Email is one of a few primary forms of communication during the job search and in the workplace. While it’s important to thoughtfully compose each part of your message, a well-constructed email sign-off (the last line of your email and your signature) is essential to leaving the reader with a positive impression.
Writing clear, professional emails can help position you positively in your career with your colleagues, people in your network or potential employers. To help make sure you achieve this goal, here is some background on how to end an email, elements you should include and several helpful examples.
Why email closings are important
An email closing is the last thing your audience reads after finishing your message and can be the motivating factor in how quickly they respond—or whether they respond at all.
Imagine meeting a new business contact at an industry event. Once your conversation concluded, you wouldn’t turn and walk away without another word. That would be rude, leave a bad impression and likely prevent future discussions. Instead, you would probably say something like:
“It was so nice meeting you! Please take one of my cards. I hope to hear from you soon!”
Think of your email closing as the ending of a conversation. By using friendly, polite and professional language with a clear call-to-action, you have a better chance of earning a positive response.

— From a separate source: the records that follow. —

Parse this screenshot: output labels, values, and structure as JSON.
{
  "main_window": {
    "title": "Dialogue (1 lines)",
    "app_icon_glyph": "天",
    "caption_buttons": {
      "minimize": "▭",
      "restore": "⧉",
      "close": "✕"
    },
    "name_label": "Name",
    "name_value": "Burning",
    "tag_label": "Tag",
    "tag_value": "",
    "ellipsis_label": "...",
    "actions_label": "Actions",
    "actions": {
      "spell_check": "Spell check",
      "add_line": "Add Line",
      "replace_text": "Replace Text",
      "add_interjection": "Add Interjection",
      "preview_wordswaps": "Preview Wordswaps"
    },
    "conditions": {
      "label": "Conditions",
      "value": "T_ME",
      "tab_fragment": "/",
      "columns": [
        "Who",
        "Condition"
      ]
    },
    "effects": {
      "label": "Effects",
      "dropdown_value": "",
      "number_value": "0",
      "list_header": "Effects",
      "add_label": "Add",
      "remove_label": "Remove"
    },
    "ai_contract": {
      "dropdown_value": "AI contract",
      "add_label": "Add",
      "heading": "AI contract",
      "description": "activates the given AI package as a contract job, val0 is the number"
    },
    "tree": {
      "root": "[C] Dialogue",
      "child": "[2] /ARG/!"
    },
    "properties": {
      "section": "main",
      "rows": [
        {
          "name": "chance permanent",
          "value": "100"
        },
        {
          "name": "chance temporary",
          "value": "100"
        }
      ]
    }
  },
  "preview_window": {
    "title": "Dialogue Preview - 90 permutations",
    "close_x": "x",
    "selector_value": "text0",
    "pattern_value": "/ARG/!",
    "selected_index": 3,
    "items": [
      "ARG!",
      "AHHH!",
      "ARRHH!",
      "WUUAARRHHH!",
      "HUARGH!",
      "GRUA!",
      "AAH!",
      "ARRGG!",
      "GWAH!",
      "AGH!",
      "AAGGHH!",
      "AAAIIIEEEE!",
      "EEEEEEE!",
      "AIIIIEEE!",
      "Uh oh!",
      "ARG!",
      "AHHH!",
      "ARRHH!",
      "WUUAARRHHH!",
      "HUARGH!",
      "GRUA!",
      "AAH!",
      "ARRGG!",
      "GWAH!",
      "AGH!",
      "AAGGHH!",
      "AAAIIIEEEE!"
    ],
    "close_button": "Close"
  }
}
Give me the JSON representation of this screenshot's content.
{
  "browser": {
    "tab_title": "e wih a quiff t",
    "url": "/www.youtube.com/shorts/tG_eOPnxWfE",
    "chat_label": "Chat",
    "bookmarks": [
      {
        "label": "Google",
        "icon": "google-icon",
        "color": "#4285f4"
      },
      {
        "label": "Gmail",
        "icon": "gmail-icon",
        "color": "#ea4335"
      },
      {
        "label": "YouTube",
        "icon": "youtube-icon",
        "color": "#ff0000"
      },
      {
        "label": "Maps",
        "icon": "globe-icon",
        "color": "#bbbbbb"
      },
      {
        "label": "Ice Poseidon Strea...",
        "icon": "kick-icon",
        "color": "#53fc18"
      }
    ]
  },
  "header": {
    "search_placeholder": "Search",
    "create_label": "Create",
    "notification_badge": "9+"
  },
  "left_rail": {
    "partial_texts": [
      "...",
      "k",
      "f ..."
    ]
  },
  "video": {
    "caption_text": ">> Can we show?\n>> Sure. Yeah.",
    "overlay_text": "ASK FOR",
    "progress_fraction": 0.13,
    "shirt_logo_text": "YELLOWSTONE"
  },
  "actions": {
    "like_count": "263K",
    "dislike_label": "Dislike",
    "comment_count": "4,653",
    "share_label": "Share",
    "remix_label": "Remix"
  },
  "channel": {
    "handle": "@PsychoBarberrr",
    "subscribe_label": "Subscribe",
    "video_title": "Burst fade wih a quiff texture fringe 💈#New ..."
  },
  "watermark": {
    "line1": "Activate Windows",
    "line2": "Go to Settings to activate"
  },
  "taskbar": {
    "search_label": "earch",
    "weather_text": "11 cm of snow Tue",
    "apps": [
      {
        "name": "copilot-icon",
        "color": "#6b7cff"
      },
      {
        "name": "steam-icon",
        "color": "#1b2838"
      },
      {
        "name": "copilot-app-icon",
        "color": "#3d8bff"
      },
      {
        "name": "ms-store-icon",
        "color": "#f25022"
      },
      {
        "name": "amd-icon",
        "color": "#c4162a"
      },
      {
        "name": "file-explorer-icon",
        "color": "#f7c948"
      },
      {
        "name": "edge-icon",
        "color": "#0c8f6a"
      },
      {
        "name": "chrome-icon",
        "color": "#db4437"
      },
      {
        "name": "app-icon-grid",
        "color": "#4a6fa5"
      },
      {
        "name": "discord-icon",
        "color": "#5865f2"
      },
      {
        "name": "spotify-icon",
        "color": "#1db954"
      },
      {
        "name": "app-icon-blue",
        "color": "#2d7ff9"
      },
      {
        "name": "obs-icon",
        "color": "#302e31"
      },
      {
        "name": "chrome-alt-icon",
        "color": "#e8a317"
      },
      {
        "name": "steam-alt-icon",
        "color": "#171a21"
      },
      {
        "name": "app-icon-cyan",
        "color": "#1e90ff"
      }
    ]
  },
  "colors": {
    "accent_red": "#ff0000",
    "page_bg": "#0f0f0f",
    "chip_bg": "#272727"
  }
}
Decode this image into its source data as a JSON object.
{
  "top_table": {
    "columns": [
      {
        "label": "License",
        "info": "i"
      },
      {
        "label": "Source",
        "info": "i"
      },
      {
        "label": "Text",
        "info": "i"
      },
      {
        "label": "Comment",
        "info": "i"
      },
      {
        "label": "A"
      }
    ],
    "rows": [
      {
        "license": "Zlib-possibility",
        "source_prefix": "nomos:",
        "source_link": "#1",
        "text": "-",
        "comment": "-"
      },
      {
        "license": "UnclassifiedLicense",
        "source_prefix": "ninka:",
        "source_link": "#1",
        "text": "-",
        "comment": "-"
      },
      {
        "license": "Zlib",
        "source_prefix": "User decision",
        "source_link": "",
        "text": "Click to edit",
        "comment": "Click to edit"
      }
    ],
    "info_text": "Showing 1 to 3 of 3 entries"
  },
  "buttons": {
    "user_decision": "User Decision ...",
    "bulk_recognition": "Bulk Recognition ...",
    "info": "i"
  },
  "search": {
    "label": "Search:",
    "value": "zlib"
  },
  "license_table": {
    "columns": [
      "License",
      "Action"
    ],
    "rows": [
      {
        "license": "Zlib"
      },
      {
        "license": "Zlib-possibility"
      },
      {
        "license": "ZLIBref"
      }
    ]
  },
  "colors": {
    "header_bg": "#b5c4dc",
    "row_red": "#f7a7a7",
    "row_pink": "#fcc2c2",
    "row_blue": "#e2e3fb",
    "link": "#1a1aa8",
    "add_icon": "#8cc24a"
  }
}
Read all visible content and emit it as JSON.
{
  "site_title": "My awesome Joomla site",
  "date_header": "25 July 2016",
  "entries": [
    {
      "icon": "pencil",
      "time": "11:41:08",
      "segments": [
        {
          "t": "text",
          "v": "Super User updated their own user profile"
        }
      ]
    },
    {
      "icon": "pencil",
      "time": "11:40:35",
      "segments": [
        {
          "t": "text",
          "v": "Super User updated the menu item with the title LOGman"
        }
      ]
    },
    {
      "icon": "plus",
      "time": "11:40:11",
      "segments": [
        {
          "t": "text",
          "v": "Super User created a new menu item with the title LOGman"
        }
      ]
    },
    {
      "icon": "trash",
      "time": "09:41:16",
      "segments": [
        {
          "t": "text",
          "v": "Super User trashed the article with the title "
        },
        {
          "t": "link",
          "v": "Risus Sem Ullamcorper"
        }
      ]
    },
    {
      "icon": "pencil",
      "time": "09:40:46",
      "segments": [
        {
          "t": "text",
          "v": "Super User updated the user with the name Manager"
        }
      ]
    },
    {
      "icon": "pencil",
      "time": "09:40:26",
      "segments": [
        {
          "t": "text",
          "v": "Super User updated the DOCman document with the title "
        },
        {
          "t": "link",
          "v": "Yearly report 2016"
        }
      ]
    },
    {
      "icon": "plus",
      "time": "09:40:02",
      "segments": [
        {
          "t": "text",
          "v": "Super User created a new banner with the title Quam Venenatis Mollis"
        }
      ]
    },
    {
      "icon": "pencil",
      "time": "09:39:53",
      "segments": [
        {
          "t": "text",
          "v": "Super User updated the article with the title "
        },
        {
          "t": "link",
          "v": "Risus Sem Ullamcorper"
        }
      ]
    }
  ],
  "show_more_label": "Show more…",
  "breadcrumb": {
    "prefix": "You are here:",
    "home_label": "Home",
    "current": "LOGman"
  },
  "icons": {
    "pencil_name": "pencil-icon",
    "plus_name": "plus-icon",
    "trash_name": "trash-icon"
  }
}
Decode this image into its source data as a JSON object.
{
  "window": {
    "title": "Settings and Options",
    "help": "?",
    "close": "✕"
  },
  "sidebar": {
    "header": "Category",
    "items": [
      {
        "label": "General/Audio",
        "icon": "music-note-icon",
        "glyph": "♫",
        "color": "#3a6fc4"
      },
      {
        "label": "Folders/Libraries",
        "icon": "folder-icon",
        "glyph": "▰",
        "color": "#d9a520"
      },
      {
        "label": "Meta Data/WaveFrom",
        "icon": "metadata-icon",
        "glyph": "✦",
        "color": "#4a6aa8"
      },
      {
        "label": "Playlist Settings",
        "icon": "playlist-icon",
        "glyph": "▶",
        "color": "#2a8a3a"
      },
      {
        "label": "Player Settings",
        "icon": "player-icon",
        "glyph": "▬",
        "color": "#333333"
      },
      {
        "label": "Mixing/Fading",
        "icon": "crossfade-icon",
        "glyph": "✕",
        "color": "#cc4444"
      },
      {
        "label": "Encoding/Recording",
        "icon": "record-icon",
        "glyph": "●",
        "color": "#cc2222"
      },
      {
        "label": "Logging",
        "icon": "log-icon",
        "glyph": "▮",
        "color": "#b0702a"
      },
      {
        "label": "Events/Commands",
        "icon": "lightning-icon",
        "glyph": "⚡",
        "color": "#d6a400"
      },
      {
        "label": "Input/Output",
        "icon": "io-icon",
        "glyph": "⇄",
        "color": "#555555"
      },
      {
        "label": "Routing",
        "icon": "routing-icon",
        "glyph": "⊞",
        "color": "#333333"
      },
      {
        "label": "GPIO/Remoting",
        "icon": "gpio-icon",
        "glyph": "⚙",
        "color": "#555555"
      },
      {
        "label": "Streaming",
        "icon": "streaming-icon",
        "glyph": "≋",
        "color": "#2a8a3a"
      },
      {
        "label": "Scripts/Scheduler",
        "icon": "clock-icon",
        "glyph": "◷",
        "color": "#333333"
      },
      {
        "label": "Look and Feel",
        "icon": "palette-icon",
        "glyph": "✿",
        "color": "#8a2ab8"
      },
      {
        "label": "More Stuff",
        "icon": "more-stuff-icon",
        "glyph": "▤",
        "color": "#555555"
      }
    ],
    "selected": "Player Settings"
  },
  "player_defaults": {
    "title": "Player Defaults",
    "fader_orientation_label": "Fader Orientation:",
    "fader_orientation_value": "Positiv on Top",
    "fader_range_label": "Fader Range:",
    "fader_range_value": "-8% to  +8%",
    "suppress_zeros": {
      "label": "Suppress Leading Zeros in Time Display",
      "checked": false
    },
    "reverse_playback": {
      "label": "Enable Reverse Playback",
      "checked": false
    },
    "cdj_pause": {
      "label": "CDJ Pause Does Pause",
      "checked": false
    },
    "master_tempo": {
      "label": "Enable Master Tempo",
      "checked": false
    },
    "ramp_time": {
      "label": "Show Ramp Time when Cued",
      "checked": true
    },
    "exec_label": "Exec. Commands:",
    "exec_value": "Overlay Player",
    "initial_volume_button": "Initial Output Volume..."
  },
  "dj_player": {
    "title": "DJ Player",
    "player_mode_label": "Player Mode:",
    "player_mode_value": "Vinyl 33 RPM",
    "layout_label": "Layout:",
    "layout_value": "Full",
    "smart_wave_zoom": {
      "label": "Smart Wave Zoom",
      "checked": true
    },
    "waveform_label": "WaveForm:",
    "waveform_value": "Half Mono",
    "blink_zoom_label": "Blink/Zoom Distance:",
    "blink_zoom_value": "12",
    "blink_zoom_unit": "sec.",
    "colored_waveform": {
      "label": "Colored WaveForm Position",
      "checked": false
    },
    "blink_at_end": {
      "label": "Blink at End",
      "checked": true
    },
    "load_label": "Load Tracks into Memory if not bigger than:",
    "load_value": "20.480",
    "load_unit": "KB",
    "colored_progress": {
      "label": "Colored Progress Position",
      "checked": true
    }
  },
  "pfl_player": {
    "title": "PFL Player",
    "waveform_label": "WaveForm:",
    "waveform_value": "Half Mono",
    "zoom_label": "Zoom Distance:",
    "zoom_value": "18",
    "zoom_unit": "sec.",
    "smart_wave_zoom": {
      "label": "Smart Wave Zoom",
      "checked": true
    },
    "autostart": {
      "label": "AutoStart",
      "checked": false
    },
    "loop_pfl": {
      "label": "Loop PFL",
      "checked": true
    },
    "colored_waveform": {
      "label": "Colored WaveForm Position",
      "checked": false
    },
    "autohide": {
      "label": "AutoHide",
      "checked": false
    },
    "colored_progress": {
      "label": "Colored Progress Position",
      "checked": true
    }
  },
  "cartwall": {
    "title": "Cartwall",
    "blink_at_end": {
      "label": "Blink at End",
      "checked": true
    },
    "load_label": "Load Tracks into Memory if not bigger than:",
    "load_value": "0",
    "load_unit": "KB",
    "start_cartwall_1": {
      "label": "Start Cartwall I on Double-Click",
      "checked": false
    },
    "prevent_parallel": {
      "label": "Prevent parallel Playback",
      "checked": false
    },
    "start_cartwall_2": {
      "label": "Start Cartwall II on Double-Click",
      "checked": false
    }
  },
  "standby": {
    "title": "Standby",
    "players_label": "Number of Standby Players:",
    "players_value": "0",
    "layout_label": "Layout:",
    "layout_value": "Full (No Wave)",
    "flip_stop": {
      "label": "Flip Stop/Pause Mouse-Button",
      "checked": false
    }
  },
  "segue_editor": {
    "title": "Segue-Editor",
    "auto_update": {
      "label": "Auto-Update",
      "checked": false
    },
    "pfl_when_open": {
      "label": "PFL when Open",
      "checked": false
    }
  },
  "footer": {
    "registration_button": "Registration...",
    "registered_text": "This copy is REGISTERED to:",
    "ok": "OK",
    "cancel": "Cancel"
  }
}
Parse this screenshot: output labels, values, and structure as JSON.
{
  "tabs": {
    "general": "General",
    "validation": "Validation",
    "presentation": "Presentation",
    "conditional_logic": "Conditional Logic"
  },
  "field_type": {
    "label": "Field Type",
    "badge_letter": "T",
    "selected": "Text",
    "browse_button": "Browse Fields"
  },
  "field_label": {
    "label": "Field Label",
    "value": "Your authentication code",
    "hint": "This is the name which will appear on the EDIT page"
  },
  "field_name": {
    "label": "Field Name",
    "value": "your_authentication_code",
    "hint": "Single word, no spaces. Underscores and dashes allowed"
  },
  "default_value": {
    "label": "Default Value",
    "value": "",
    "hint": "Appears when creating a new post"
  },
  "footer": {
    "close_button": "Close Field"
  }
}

Tips for creating a professional email ending
Here are a few things to keep in mind as you compose your email closings:
Use your full name. Always include your first and last name in your closing—especially in the first few correspondences. This way, your recipient is clear on your identity and is less likely to confuse you with other contacts who have the same first name.
Be professional. Use context clues to determine the appropriate tone to use in your closing. If you are emailing someone you’ve never met, keep a professional tone by avoiding casual sign-offs like “Chat soon!” If you have exchanged several emails and feel that a more laid-back closing would be more appropriate, feel free to mirror your audience’s tone. If you’re unsure, it’s always a good idea to err on the side of professional.
Decide whether a closing is appropriate. If you’ve exchanged several emails with someone, it can be tempting to skip the closing. In this case, it is good to be thoughtful about including a closing in your email. While your conversations might have become more casual, an email closing still exhibits attention to detail and professionalism. Additionally, the recipient may forward your email to others within the organization who may not have communicated with you previously. A thoughtful closing will leave a favorable impression on them and makes the communications clear and easy to follow.
Related: How to Email a Resume
What to include in your email endings
There are a few elements you should consider when writing your email closing. Here’s what you’ll need to include:
1. A closing line
The last line of your email should not only share gratitude with the recipient for reading your message but also include a call-to-action or statement that will either motivate the recipient to respond or shows you anticipate a response. For example, a closing line might look like this:
Thank you for taking the time to review my resume and professional references. I look forward to hearing from you soon!
2. Your full name
Use first and last name in your email sign off to avoid confusion and help ensure they remember you. By using your full name in your email signature, resume, cover letter and any other documents you share, your chances of getting a response should be increased.
3. Your professional title
You don’t necessarily need to use your current job title (i.e., Account Manager at ABC Company), but it can be helpful to include a title that illustrates what you do. For example,
4. Contact information
Even though the person receiving your message already has your email address, it’s important to include additional methods of communication, such as your direct phone number.
Phrases to use and avoid in professional email closings
While some more casual closing phrases might be fine once you’re already working at a company and exchanging communications with colleagues, you’ll want to make sure the phrases you use during the hiring process are more professional.
Professional email closing examples
Here are a few of the most common ways to end a professional email:
- Kind regards
- Thank you
- Warm wishes
- With gratitude
- Many thanks
Examples of email closings to avoid
Here are some email closing phrases you should avoid in professional environments:
- Your friend
- Thanks a bunch
- Chat soon
5 ways to end an email (with examples)
Here are five examples of how to end an email, based on where you are during the hiring process.
When applying for a job:
Thank you for considering me for this position. I look forward to hearing from you!
Experienced Sales Professional
After completing a phone screening:
I’ve attached my portfolio for your review. Please let me know if there’s anything else you need.
Web Designer & Illustrator
When responding to a meeting request:
I look forward to meeting with you next Monday.
Social Media Marketing Professional
After completing an interview:
I look forward to the next step in the process.
Full Stack Software Engineer
When accepting a job offer:
I look forward to discussing the details and next steps!
Experienced Finance Professional
Displaying a polished appearance through your email ending will help solidify a positive impression and ensure recipients understand you take pride in how you present yourself in professional situations. By implementing these tips and using these examples to help craft your email ending, you can make sure your email message reflects your competence, attention to detail and professionalism.